The recently revealed map of Trump administration plans for new border wall segments in Hidalgo County is almost identical to a proposal drafted by a politically connected private engineering firm and endorsed by Hidalgo County officials in February.
In a letter to the Homeland Security Department, Hidalgo County officials proposed a partnership to build 30 miles of combined levee walls and border fences, essentially filling in the gaps in the existing border fencing in the county. The proposed $379 million plan was developed by Dannenbaum Engineering, a firm that built the previous round of levee border walls in the county.

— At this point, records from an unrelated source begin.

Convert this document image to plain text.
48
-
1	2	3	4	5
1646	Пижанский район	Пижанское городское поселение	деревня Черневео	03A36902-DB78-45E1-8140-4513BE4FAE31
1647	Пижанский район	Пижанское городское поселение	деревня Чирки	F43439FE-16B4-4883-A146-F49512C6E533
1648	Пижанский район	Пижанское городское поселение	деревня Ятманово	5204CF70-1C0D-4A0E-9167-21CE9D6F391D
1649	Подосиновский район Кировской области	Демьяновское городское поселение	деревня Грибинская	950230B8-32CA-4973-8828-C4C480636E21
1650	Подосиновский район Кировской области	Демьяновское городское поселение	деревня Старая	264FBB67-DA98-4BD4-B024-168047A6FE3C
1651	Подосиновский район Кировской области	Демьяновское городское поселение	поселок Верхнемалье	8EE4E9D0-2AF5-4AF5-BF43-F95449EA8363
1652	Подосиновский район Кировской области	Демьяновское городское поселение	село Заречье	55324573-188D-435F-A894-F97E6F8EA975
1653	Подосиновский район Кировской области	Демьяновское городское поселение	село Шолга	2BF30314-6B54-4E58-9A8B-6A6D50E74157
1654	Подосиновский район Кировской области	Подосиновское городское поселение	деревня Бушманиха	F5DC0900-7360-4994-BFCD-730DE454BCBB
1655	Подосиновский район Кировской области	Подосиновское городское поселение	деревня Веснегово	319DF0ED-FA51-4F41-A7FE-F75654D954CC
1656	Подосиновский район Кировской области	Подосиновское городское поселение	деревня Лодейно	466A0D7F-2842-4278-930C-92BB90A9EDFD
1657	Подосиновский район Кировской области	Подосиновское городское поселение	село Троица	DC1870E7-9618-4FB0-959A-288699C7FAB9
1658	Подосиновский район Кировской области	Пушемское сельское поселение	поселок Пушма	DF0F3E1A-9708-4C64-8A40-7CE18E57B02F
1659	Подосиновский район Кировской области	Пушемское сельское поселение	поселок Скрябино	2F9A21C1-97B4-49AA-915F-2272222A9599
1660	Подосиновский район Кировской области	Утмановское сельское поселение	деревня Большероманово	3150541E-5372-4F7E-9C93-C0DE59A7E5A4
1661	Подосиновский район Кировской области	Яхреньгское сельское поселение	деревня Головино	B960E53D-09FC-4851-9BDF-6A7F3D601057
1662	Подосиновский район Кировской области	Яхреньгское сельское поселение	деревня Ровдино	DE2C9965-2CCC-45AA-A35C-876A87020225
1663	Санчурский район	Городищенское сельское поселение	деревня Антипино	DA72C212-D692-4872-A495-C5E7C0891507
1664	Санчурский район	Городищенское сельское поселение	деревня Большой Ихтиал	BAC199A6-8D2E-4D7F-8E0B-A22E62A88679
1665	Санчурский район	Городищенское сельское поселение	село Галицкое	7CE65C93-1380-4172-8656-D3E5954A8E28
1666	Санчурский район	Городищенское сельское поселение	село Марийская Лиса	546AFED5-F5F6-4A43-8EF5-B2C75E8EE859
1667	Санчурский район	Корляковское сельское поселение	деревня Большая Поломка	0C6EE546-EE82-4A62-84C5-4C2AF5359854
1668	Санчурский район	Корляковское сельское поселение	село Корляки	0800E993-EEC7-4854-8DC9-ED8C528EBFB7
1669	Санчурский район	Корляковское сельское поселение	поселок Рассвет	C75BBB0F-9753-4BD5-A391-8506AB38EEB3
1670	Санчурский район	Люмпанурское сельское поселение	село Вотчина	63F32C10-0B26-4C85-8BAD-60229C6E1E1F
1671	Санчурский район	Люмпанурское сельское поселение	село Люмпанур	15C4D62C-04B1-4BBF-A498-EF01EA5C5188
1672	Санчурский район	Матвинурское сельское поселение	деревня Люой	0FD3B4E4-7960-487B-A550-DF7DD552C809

Dannenbaum’s offices were raided in April by the FBI, which is reportedly investigating the firm’s pursuit of government infrastructure projects.
After an avalanche of criticism from residents and activists, Hidalgo officials sent a follow-up letter in May, emphasizing their opposition to the border wall and, County Judge Ramon Garcia said, clarifying that their initial letter wasn’t an “invitation.”
But it appears that federal officials took it as one.
At a recent meeting with local officials and stakeholders, Border Patrol officials described their plans for 28 miles of levee border walls in the county as reflecting local wishes, according to two people who attended. “It was presented as the locally supported option for the border wall,” said Scott Nicol, co-chair of the Sierra Club Borderlands initiative. “Now we are stuck.”
Customs and Border Protection officials didn’t respond to requests for comment on whether their Hidalgo County plan was shaped by the letter.
But Nicol said that in the meeting, Border Patrol officials clarified that local support was indeed a reference to the February proposal, in which Garcia said that new construction would lead to $500 million of economic impact and more than 5,000 new jobs. “Needless to say, this would be a tremendous economic stimulus and jobs program for Hidalgo County and the Nation,” Garcia wrote.
Garcia has told the Statesman that the February letter was written when it appeared that a border wall in the county was inevitable.
“It looked like there was no way of stopping it,” he said. “If they were really insisting, then we ought to do it in a way that can benefit by helping our comprehensive drainage system.”
But residents pointed out that the flood levees that would be rebuilt into border wall had already recently been repaired with federal stimulus money.
Dannenbaum has donated hundreds of thousands of dollars to political candidates around the state, including about $25,000 to Hidalgo County officials since 2009. After the April FBI raids of the firm, Hidalgo County commissioners voted to end negotiations with the firm to build a new courthouse.